American Jews, especially the older generation, must come to terms with the extent of the problem and address it inside the community. Presently, we have a generation of historically illiterate young Jews who are largely clueless to the fact that anti-Zionist claims of Israeli settler colonialism, apartheid, and supremacy are boldfaced lies.

Jews must be reminded that Zionism is a national liberation movement like those of other small peoples in the region such as the Armenians, Assyrians, Kurds, Maronites, and Copts who adopted similar political strategies. They need to taught how to quickly and categorically refute the absurd comparisons with British colonialism and Nazism.

Second, we must make a difficult choice about the size of our tent. Respected Jewish organizations and even some rabbinical schools have done little to counter anti-Zionism—some even proudly tolerate it in the name of pluralism and abstract criticisms of the nation state. We have to recognize, as we have at other times in Jewish history, it is time to part ways. There is an unbridgeable gap between those who support Israel as the homeland of the Jewish people and those who think that the one Jewish nation on the planet should be dissolved.

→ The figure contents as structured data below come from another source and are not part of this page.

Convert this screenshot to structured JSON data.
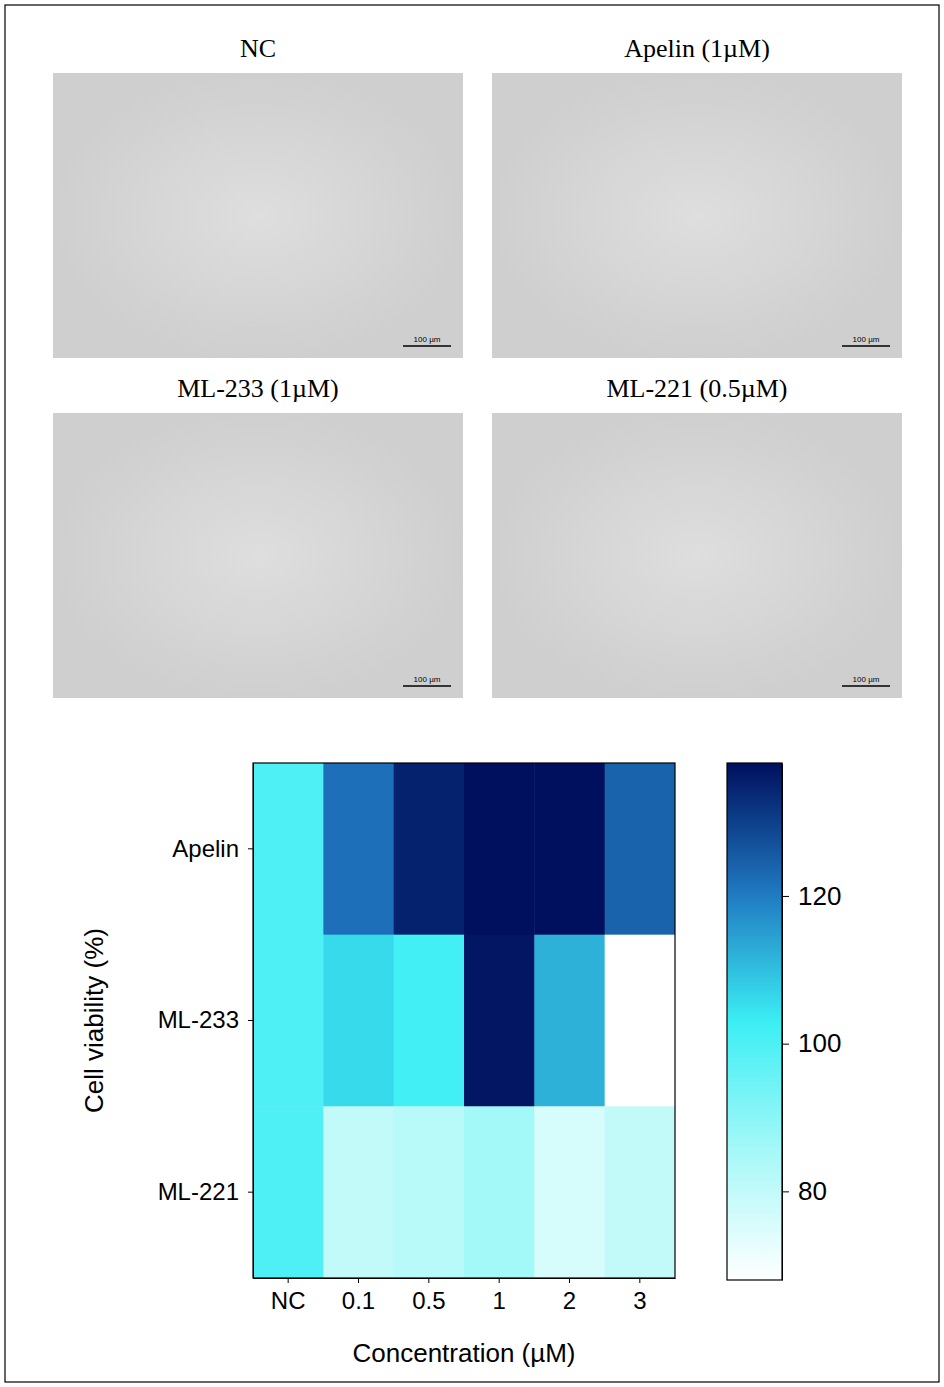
{
  "images": [
    {
      "title": "NC",
      "scale_bar": "100 µm"
    },
    {
      "title": "Apelin (1µM)",
      "scale_bar": "100 µm"
    },
    {
      "title": "ML-233 (1µM)",
      "scale_bar": "100 µm"
    },
    {
      "title": "ML-221 (0.5µM)",
      "scale_bar": "100 µm"
    }
  ],
  "chart_data": {
    "type": "heatmap",
    "x_label": "Concentration (µM)",
    "y_label": "Cell viability (%)",
    "categories": [
      "NC",
      "0.1",
      "0.5",
      "1",
      "2",
      "3"
    ],
    "rows": [
      "Apelin",
      "ML-233",
      "ML-221"
    ],
    "values": [
      [
        100,
        122,
        135,
        138,
        138,
        124
      ],
      [
        100,
        106,
        102,
        137,
        112,
        68
      ],
      [
        100,
        80,
        82,
        86,
        76,
        80
      ]
    ],
    "colorbar": {
      "range": [
        68,
        138
      ],
      "ticks": [
        80,
        100,
        120
      ]
    }
  }
}
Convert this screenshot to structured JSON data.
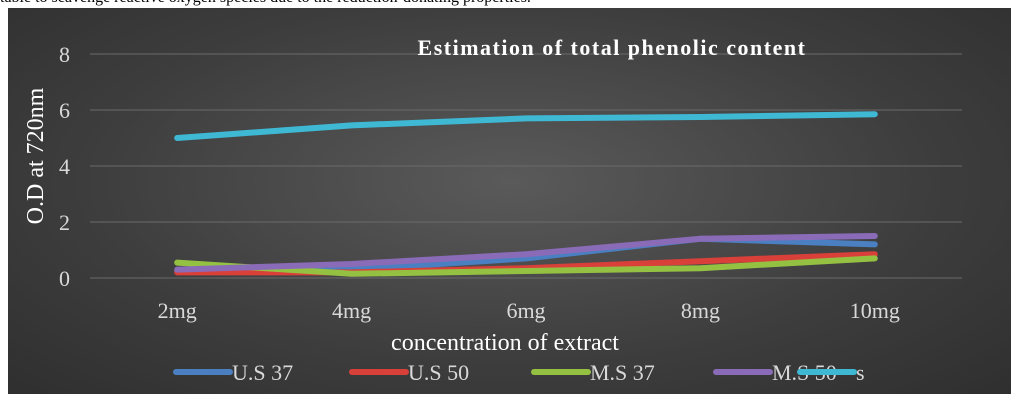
{
  "page_text": "table to scavenge reactive oxygen species due to the reduction-donating properties.",
  "chart_data": {
    "type": "line",
    "title": "Estimation of total phenolic content",
    "xlabel": "concentration  of extract",
    "ylabel": "O.D at 720nm",
    "categories": [
      "2mg",
      "4mg",
      "6mg",
      "8mg",
      "10mg"
    ],
    "ylim": [
      0,
      8
    ],
    "yticks": [
      "0",
      "2",
      "4",
      "6",
      "8"
    ],
    "grid": true,
    "legend": "bottom",
    "series": [
      {
        "name": "U.S 37",
        "color": "#4a7fc1",
        "values": [
          0.25,
          0.3,
          0.7,
          1.4,
          1.2
        ]
      },
      {
        "name": "U.S 50",
        "color": "#d9403a",
        "values": [
          0.2,
          0.2,
          0.35,
          0.6,
          0.85
        ]
      },
      {
        "name": "M.S 37",
        "color": "#95c143",
        "values": [
          0.55,
          0.15,
          0.25,
          0.35,
          0.7
        ]
      },
      {
        "name": "M.S 50",
        "color": "#8a6bb8",
        "values": [
          0.3,
          0.5,
          0.85,
          1.4,
          1.5
        ]
      },
      {
        "name": "s",
        "color": "#3fb8d4",
        "values": [
          5.0,
          5.45,
          5.7,
          5.75,
          5.85
        ]
      }
    ]
  }
}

Finally, students don't typically arrive on campus hating Israel, but they often leave fully indoctrinated in conspiracy theories about Israel and Jews who support Israel. The professoriate is now so committed to anti-Zionism that even with pockets of resistance it is hard to imagine any change from within. We need to appeal to those who should be the adults in charge, such as the trustees of the universities or the state legislators, to return our universities to being places of truth.

As the new semester gets underway, we need to be aware that campus-based anti-Zionism—based, increasingly on antisemitic tropes and conspiracy theories—has a vibrant afterlife in American society. It is time to shed the delusion that "kids" on campus will grow out of the beliefs they acquired while students. It is time for American Jewish leaders to proactively respond to the new/old antisemitism, cloaked in the false virtue of human rights advocacy.

Scott A. Shay is the author of Conspiracy U: A Case Study (Wicked Son, 2021).

The views expressed in this article are the writer's own.